Every company runs on a hundred Davids, and all of their knowledge is trapped where it's hardest to reach: inside their heads. The shift the leading companies make is to get that knowledge out — encoded once, so it belongs to everyone.

That's what Anthropic built Claude Cowork and plugins to do. A plugin is just a package of a team's hard-won expertise — its standards, its tools, its way of working — built once and shared across the whole organisation. The legal team's Claude knows the review playbook. The finance team's Claude knows the reporting standards. And it's not limited to one company's cleverness: Anthropic open-sourced eleven of these to start. Novo Nordisk used the same idea to take clinical study documentation from ten-plus weeks to ten minutes. RBC built an agentic system now serving 2,200 advisors who manage $689 billion in assets.

The marginal cost of sharing what David knows is basically zero. The marginal value is enormous. That's the whole game: the best practice of your single best person becomes the default for every person.

The teaching: "The knowledge that makes your company good is mostly trapped in a few people's heads. Write it down once — into a plugin, a skill, a shared system — and it stops being a person you can lose and becomes infrastructure you can build on."

Why the knowledge has to leave people's heads

Don't wait until you have the perfect plan

Somewhere right now, a smart executive is doing the most reasonable-sounding thing in the world: waiting. Waiting until the AI strategy is complete. Until every risk is mapped, every use case ranked, every department aligned. It feels responsible. It is, quietly, the most expensive mistake of all.

Because the companies that pulled ahead didn't start with a perfect plan. They started narrow. They picked one team, one process, one place where the pain was obvious and the success was easy to measure — gave Claude enough context to do real work — and measured the result honestly. Then they did it again.

The guide lays out a simple shape: spend the first weeks just deciding what success even looks like. Run a small champion pilot for a couple of months in real workflows, not sandboxes. Then scale — and here the magic shows up, because every team that comes online benefits from the knowledge the last one already encoded. The second wave moves faster than the first. The third faster still. Advantage that compounds is advantage that's very hard to catch.

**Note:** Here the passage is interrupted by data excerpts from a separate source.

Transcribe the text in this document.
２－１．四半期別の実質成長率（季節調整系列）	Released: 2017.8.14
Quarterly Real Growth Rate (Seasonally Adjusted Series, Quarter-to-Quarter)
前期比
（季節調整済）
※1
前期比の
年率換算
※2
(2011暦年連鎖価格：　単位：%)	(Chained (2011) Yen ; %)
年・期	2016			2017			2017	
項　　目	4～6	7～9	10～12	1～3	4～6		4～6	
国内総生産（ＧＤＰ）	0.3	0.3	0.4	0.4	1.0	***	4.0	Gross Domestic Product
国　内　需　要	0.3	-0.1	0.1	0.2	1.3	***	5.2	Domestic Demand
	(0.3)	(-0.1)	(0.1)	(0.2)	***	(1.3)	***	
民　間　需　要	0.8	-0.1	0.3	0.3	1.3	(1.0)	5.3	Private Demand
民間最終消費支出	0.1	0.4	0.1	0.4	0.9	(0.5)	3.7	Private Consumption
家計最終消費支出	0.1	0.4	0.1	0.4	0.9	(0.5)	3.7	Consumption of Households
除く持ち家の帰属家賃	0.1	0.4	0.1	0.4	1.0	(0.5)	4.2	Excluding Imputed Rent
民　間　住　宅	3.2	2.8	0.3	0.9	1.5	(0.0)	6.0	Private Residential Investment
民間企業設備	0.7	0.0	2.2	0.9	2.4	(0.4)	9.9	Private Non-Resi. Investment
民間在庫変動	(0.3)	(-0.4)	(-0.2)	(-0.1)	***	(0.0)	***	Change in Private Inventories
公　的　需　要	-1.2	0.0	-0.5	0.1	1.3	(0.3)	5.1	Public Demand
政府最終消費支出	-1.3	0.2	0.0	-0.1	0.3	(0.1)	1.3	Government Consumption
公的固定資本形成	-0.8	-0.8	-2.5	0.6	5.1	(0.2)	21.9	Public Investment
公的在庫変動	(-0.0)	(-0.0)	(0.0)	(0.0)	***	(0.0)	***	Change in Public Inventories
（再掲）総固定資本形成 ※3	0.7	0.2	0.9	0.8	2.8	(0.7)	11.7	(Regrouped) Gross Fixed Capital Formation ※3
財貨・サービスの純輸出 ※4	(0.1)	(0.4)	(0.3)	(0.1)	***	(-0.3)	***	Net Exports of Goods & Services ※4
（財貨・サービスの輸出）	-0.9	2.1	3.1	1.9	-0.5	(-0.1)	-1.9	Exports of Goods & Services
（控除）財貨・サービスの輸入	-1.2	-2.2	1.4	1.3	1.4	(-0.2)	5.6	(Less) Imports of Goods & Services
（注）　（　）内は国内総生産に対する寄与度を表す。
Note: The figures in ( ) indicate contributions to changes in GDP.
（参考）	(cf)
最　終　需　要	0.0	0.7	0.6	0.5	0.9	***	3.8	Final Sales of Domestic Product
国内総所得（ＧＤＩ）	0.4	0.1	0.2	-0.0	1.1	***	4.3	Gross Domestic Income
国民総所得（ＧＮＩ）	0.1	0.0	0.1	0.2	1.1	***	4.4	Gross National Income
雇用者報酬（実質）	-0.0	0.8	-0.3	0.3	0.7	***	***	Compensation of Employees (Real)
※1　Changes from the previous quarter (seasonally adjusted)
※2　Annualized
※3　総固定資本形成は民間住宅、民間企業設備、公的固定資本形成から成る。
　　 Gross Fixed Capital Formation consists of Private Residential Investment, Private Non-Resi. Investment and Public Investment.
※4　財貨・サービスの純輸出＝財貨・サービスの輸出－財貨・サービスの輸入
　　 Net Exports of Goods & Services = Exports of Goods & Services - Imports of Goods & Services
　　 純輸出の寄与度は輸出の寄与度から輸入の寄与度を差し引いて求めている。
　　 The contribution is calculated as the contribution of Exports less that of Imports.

You don't need a perfect plan. You need a specific starting point, a number that tells you whether it worked, and the honesty to learn from what happens next.

The teaching: "The companies winning with AI didn't out-plan everyone. They out-started them. A narrow project you finish and measure beats a grand strategy you're still polishing — because the advantage compounds, and the compounding starts the day you begin."

Don't wait until you have the perfect plan

The real divide

Step back from the five stories and they're all the same story, told in different rooms. An analyst who got her judgement back. A support queue that learns. A company that found the wall before it wasted a year. A hundred Davids whose knowledge finally escaped their heads. An executive who stopped waiting.

None of it was about having a better model. Both companies in our opening had the same one. The divide was never the AI. It was a choice — to treat it as a tool you bolt on, or as a new floor you build the whole company on top of.

The unsettling part is that the gap doesn't stay still. Every week, the company that chose transformation encodes a little more of itself, and its AI gets a little smarter, and its next project starts a little higher than the last. The tool stays a tool. The floor keeps rising.

The teaching: "Adoption puts a tool in front of your people. Transformation changes what your people can do. The first is a purchase. The second is a decision — and it's the only one that compounds."